Ein Vorgehen, das bei Anhängern der staatsfeindlichen Bewegung "Staatenbund" durchaus geläufig ist. Auch Pilhar ist Teil davon. Im Vorjahr sagte er sich von der Republik Österreich los und gab seinen Eintritt in den Staatenbund (Präsidentin ist die aktuell inhaftierte Monika Unger) bekannt: "Hiermit wird staatlich bestätigt, dass der lebendige und beseelte Mensch aus Fleisch und Blut nach der päpstlichen Bulle von 1540 (...) helmut aus der Familie pilhar (...) tatsächlich auf diesem Planeten, genannt Erde, körperlich sowie seelisch anwesend und vor uns erschienen ist."

Und somit, das glauben zumindest die Anhänger des Staatenbundes, können ihnen die heimische Justiz und die Polizei nichts mehr anhaben. Doch damit liegt Pilhar falsch. Der Verfassungsschutz hat ihn nach der Drohung an die Richterin bereits ins Visier genommen und befragt. Die Ermittlungen vonseiten der Staatsanwaltschaft wurden nach Wien verlegt – um dem Vorwurf von Befangenheit zu entgehen.

Pilhar selbst will sich gegenüber dem KURIER dazu nicht äußern.

Abgelehnt

Er tut dies lieber schriftlich – in Form von eMails an Gerichte und die Landespolizeidirektion. Letzterer erklärte er, dass die Republik Österreich kein hoheitlicher Staat sei und keine gültige Verfassung habe. Er werde von der "Firma Österreich" belästigt und bedroht. Denn der Verfassungsschutz habe ohnehin keine Berechtigung, ihn zu vernehmen. Daher lehne er das "Angebot" (gemeint ist die Vorladung zur Einvernahme) ab.

Ähnlich argumentiert er auch beim Landesgericht Wiener Neustadt. Die Richterin habe ihre Autorität, Identität und Zuständigkeit nicht nachweisen können.
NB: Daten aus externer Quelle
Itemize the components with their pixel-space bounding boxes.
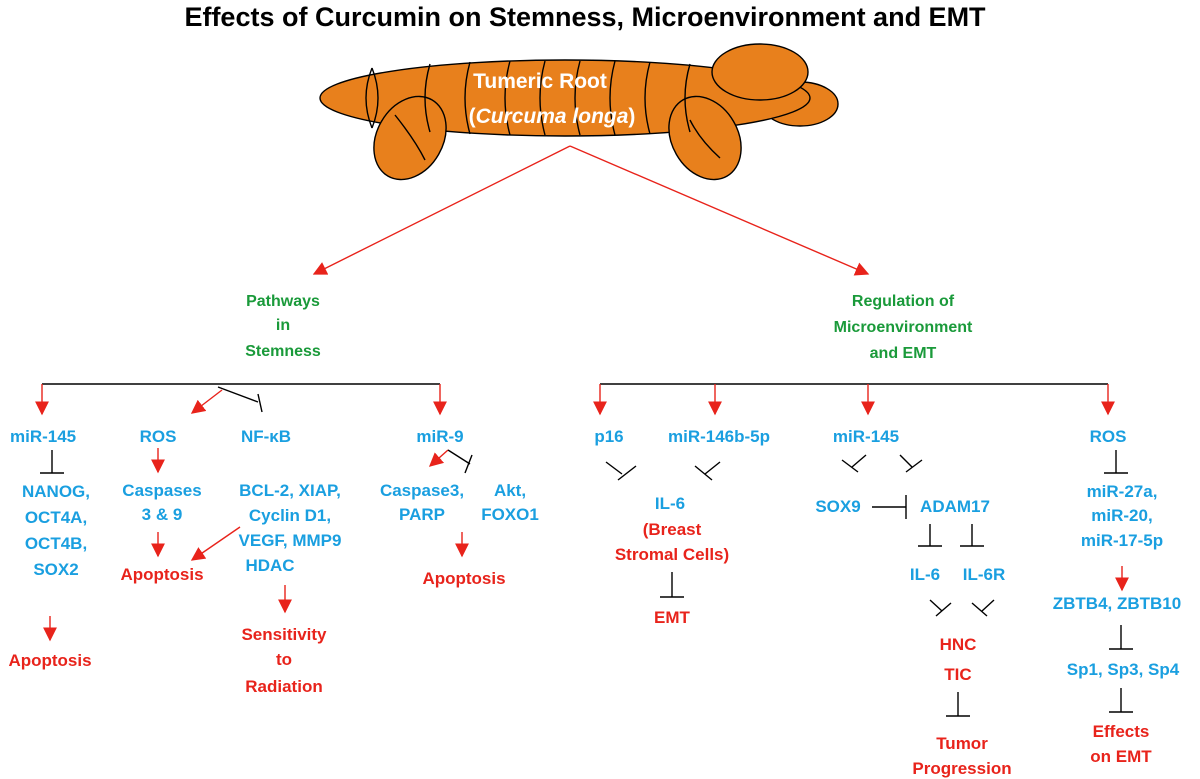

Das "Angebot" (eine Ladung für eine Verhandlung) sei daher "defekt und ohne Rechtsgrundlage". Er fordert sie auf, das Verfahren zu löschen, sonst droht er mit einer Schadenersatzforderung.

Auch das ist nicht neu: Vor Kurzem schrieb er an Bundespräsident Alexander Van der Bellen und forderte Wiedergutmachung für den Fall Olivia. Für die Tochter, seine Frau, Wunderheiler Hamer und sich selbst verlangte er jeweils 100 Millionen Euro steuerfrei sowie einen Diplomatenpass. "Unsere Forderungen sind nicht verhandelbar", machte er klar. "Olivia möchte darüber keine Klagen hören."

Noch immer ist Pilhar ein Anhänger von Hamers "Neuer Germanischer Medizin". Demnach seien Krebs, Diabetes oder Multiple Sklerose bloß "Konfliktschockerlebnisse". Medikamente oder Operationen würden die Selbstheilung stören.

Im Jahr 2010 allerdings starb die 12-jährige Susanne aus Deutschland an Krebs. Sie wurde mit der "Germanischen Medizin" behandelt, Hamer erklärte noch sechs Wochen vor dem Tod des Mädchens, dass es "quasi gesund" sei.

Abgetaucht

Hamer wurde bereits vor vielen Jahren die Zulassung als Arzt entzogen. Nach Anzeigen in Deutschland und Österreich setzte er sich nach Norwegen ab und verbreitet von dort aus weiterhin seine Lehren.

Doch er hat einen Vertreter in Österreich gefunden – Helmut Pilhar. Der tingelt mit Vorträgen über die angebliche Heilkunde durch das Land, veranstaltet auch Online-Seminare gegen Bares und trat sogar als Universitätsdozent auf – was er allerdings nicht ist. Wegen der Führung des falschen Titels wurde er im Jahr 2013 von der Bezirkshauptmannschaft Wiener Neustadt zu einer Strafe von 1100 Euro verdonnert.